O alto nível de miocãs era esperado em uma população saudável, mas depois de publicar um exercício vigoroso, o Sr. Betariga investigou se as pessoas sobreviveram ao câncer de mama veria o mesmo resultado, tratamento de câncer e câncer, muitas vezes considerando o efeito no corpo.
“Os resultados da pesquisa mostram que ambos os tipos de práticas realmente trabalham para produzir miocaias anti -câncer entre as pessoas que sobreviveram ao câncer de mama.
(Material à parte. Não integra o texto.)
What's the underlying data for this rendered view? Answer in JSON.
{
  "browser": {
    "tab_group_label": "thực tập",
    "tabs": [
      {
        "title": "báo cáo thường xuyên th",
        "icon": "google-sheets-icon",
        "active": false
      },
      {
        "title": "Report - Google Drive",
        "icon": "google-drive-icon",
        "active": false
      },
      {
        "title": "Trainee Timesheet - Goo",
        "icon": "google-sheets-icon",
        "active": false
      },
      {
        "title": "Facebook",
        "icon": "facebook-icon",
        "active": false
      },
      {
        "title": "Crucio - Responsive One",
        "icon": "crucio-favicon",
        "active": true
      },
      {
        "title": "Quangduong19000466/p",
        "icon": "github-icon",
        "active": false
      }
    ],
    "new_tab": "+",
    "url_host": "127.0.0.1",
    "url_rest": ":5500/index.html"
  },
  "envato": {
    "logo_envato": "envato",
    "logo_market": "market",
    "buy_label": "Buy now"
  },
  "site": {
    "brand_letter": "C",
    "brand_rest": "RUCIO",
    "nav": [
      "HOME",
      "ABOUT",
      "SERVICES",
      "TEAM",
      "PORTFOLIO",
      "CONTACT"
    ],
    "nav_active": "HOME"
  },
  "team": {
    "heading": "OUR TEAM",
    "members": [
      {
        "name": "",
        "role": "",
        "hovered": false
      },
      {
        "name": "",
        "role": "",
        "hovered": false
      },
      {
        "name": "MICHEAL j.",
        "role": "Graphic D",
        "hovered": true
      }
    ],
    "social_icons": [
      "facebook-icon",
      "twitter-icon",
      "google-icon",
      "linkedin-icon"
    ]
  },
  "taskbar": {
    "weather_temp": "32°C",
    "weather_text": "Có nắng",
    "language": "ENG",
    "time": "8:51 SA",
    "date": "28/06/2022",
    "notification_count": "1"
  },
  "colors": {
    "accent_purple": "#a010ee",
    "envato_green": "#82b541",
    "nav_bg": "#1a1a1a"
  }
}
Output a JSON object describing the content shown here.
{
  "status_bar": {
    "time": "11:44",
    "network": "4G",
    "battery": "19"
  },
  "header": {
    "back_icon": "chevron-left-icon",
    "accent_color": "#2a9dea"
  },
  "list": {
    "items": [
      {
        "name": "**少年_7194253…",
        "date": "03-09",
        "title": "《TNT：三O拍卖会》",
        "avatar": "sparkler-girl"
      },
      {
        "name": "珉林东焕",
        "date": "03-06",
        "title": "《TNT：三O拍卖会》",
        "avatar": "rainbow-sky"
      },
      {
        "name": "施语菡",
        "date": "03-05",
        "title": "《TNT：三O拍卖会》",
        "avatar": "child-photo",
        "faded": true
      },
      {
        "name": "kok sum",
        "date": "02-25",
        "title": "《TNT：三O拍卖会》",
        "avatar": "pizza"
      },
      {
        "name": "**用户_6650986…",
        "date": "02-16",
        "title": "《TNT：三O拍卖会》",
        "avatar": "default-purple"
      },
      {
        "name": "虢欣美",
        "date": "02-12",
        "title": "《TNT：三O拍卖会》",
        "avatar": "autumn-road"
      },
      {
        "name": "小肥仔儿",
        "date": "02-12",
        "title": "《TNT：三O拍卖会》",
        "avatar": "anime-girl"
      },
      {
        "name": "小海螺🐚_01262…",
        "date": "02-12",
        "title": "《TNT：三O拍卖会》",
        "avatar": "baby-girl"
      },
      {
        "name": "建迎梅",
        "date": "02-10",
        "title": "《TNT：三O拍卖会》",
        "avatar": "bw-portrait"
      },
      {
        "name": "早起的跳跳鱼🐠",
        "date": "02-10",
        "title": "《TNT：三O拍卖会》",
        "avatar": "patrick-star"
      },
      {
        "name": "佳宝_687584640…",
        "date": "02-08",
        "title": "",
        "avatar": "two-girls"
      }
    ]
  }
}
Os resultados deste estudo são uma grande motivação para adicionar um atendimento padrão ao tratamento do câncer”, disse Betariga.
Ele também acrescentou que os efeitos a longo prazo do nível de maio elevado devem ser investigados mais adiante, especialmente no caso de repetição do câncer.
O Sr. Betariga investigou ainda como as mudanças na estrutura corporal, após a prática contínua, podem afetar a inflamação, o que desempenha um papel fundamental no câncer de mama, promovendo o progresso do tumor.
A inflamação ininterrupta não apenas promove o progresso do tumor afetando as células, a sobrevivência, a agressividade e a metástase, mas também impede a eficácia da resistência. Dado que o próprio câncer e os efeitos colaterais do tratamento podem aumentar os níveis de biômetros inflamatórios, os sobreviventes do câncer de mama aumentam o risco de progresso, repetição e morte do câncer.
O Sr. Betariga disse: “Reduzir a inflamação é necessária para proporcionar um ambiente menos útil para o progresso do câncer, resultando em menos risco de repetição e morte entre o câncer de mama”, disse Betariga.
Novos estudos mostraram que, ao reduzir a massa gorda e aumentar a massa fina, as pessoas que sobreviveram ao câncer por meio de prática contínua e contínua tiveram uma oportunidade melhor para reduzir a inflamação.
Betariga disse: “Se formos capazes de melhorar a composição corporal, temos melhor potencial para reduzir a inflamação porque estamos melhorando a massa de gordura e diminuindo a massa de gordura, responsável pela expressão de marcadores anti e pró-inflamatórios”, disse o Sr. Betariga.
Infelizmente, as correções rápidas não terão os mesmos efeitos benéficos para reduzir a massa de gordura, enfatizou o MT Betariga.
“Você nunca quer perder seu peso sem praticar, porque seus músculos precisam fazer ou salvar e fazer esses produtos químicos que você simplesmente não pode fazer com a dieta”.